Testsieger: Ostdeutscher Ketchup setzt sich gegen Konkurrenten durch

Stiftung Warentest kürt Thüringer Tomatenketchup zum Testsieger. Bekannte Marken fallen durch hohen Zuckergehalt auf.

Der Ketchup von Born aus Erfurt hat bei der Stiftung Warentest als bestes von 23 Produkten abgeschnitten.
Der Ketchup von Born aus Erfurt hat bei der Stiftung Warentest als bestes von 23 Produkten abgeschnitten.Christin Klose/dpa

Der Erfurter Ketchup-Hersteller Born hat bei einer umfassenden Untersuchung von Stiftung Warentest den ersten Platz unter 23 getesteten Produkten belegt. In der April-Ausgabe der Zeitschrift „Test" erhielt die Thüringer Würzsoße die Gesamtnote 1,8 („gut") und verwies damit sämtliche Mitbewerber auf die hinteren Ränge.

Besonders beim sensorischen Urteil – also der Bewertung von Geruch, Geschmack und Konsistenz – vergaben die Prüfer die Bestnote „sehr gut". Der Ketchup überzeuge mit einem intensiven, frisch-fruchtigen Geschmack, so die Tester.

Auch bei der Verpackung punktet Born: Die Glasflasche wurde für ihre gute Recycelbarkeit gelobt. Viele Konkurrenzprodukte setzen dagegen auf Plastikflaschen, die in der Wiederverwertung schlechter abschneiden. Preislich bewegt sich der Testsieger laut Stiftung Warentest im Mittelfeld.

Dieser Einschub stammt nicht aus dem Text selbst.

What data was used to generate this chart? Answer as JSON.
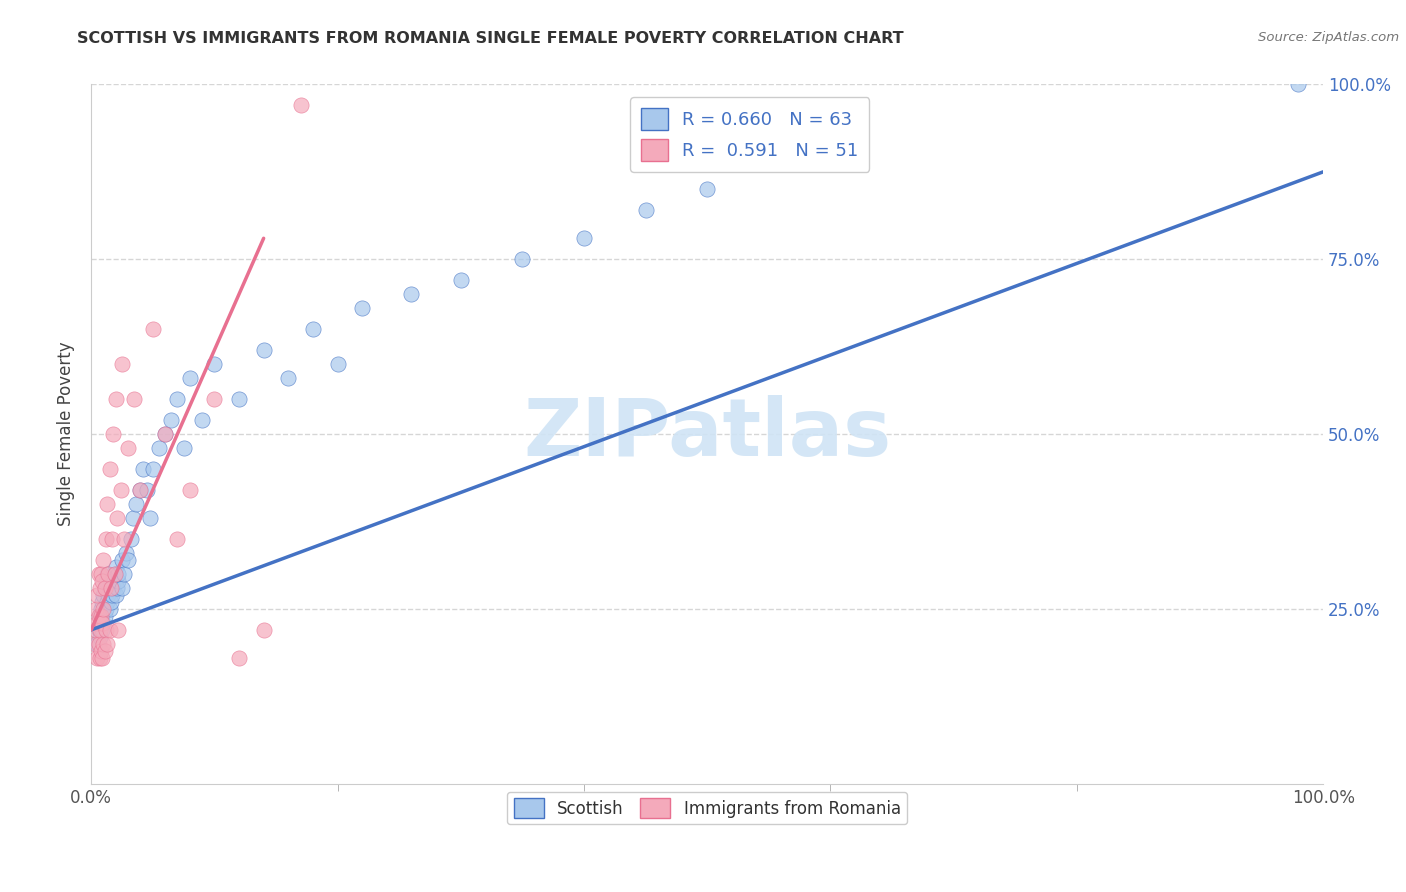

Zuckergehalt als entscheidender Faktor

Ein wesentliches Kriterium im Test war der Zuckergehalt der Ketchups. Born kommt auf 14,7 Gramm Zucker pro 100 Gramm – ein moderater Wert im Vergleich zum Testfeld. Eine deutlich bekanntere Ketchup-Marke enthält dagegen 26 Gramm Zucker pro 100 Gramm, was laut Stiftung Warentest zu einer Abwertung im Gesamturteil führte.

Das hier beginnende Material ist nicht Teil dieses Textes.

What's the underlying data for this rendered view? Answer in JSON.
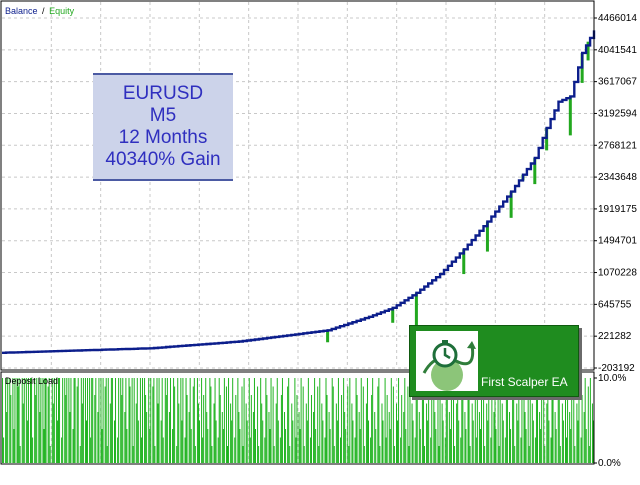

Für seinen Ketchup bezieht Born Tomatenmark aus Portugal, wie die Thüringer Allgemeine berichtet. Geschäftsführer Thomas Heinz erklärte gegenüber der Zeitung, dass seit der Veröffentlichung der Testergebnisse der Onlinehandel spürbar angezogen habe. Das gute Abschneiden bei Stiftung Warentest dürfte dem regionalen Hersteller damit auch über Thüringen hinaus zusätzliche Aufmerksamkeit verschaffen.